Remember what search on the internet was like before search engine optimization (SEO)? Neither do I. I remember looking for web pages with the Yahoo! Directory, which was essentially a user-curated list of sites taxonomized by subject. I remember using AOL keywords, which took you directly to a given URL from its browser. And I know that search must have existed, because why wouldn’t it?
But for the life of me, I cannot remember what things were like before Google destroyed them. SEO was an ever-evolving set of tactics one could use to game Google’s search algorithm and send your content to the top of results, which was why there was a solid five years when a page titled SEXY HAMLET FAST CASH HAMLET NAKED HAMLET NEWS was always guaranteed to be the first thing you saw after searching for “William Shakespeare’s Hamlet.”
Google sort of solved that problem, but only with editorial intervention that defeated the promise of a free and open internet.

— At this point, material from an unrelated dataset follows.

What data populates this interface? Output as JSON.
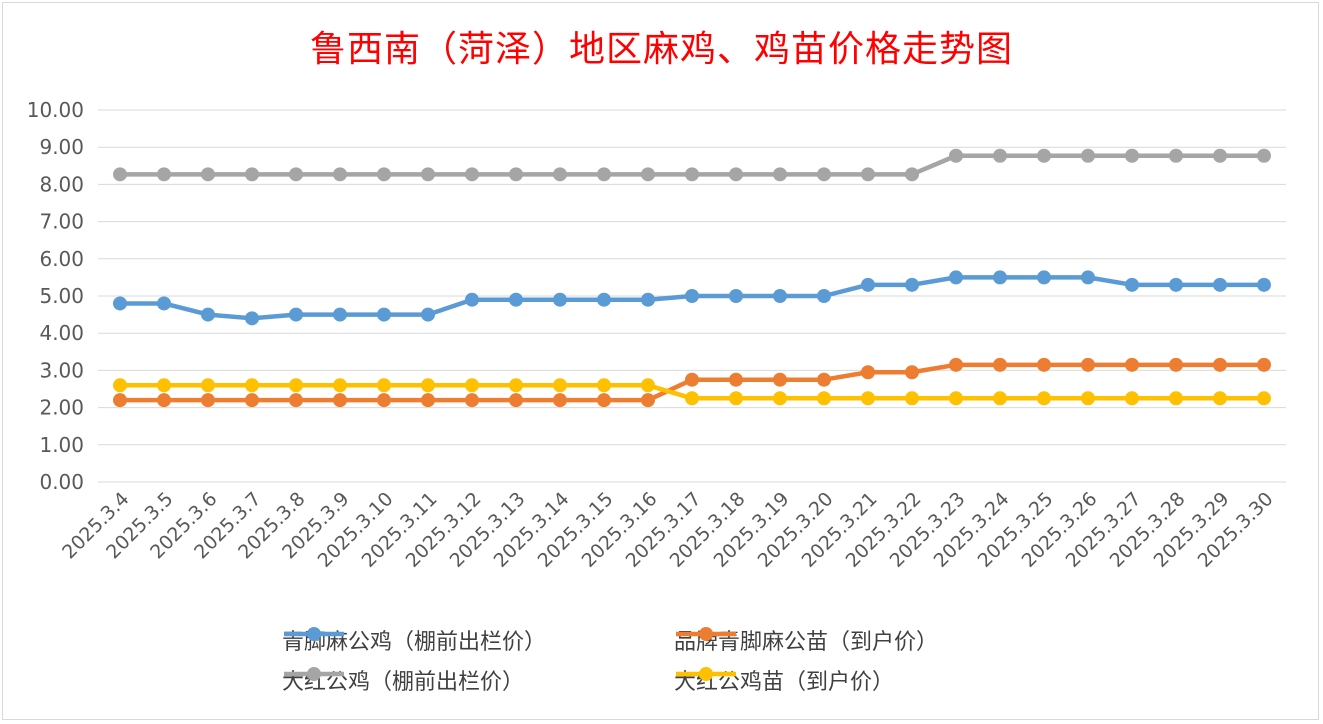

Today if you Google “Hamlet” you will get Wikipedia’s page first, and then some AI generated foolishness that ends up being useless or misleading half the time, then possibly some sponsored search results inviting you to memorize Hamlet in 30 seconds with the new app everyone is talking about, and then, sandwiched above several trillion SEXY HAMLET results, a few actually legitimate links.
None of this is ever going away, of course. Not even after today, now that a federal court has decided that Google is a monopoly in violation of the Sherman Act. Liberals may be throwing Judge Amit Mehta a victory parade, and the government may very well decide that Google needs to be broken up, but the Enshittified Search Business Model it trailblazed will almost certainly be around well after the sun has burned itself out.
Instead a critique of antitrust capitalism based on predicting the future, however, I’d like to ask a different question: what is antitrust going to do about the last fifteen years?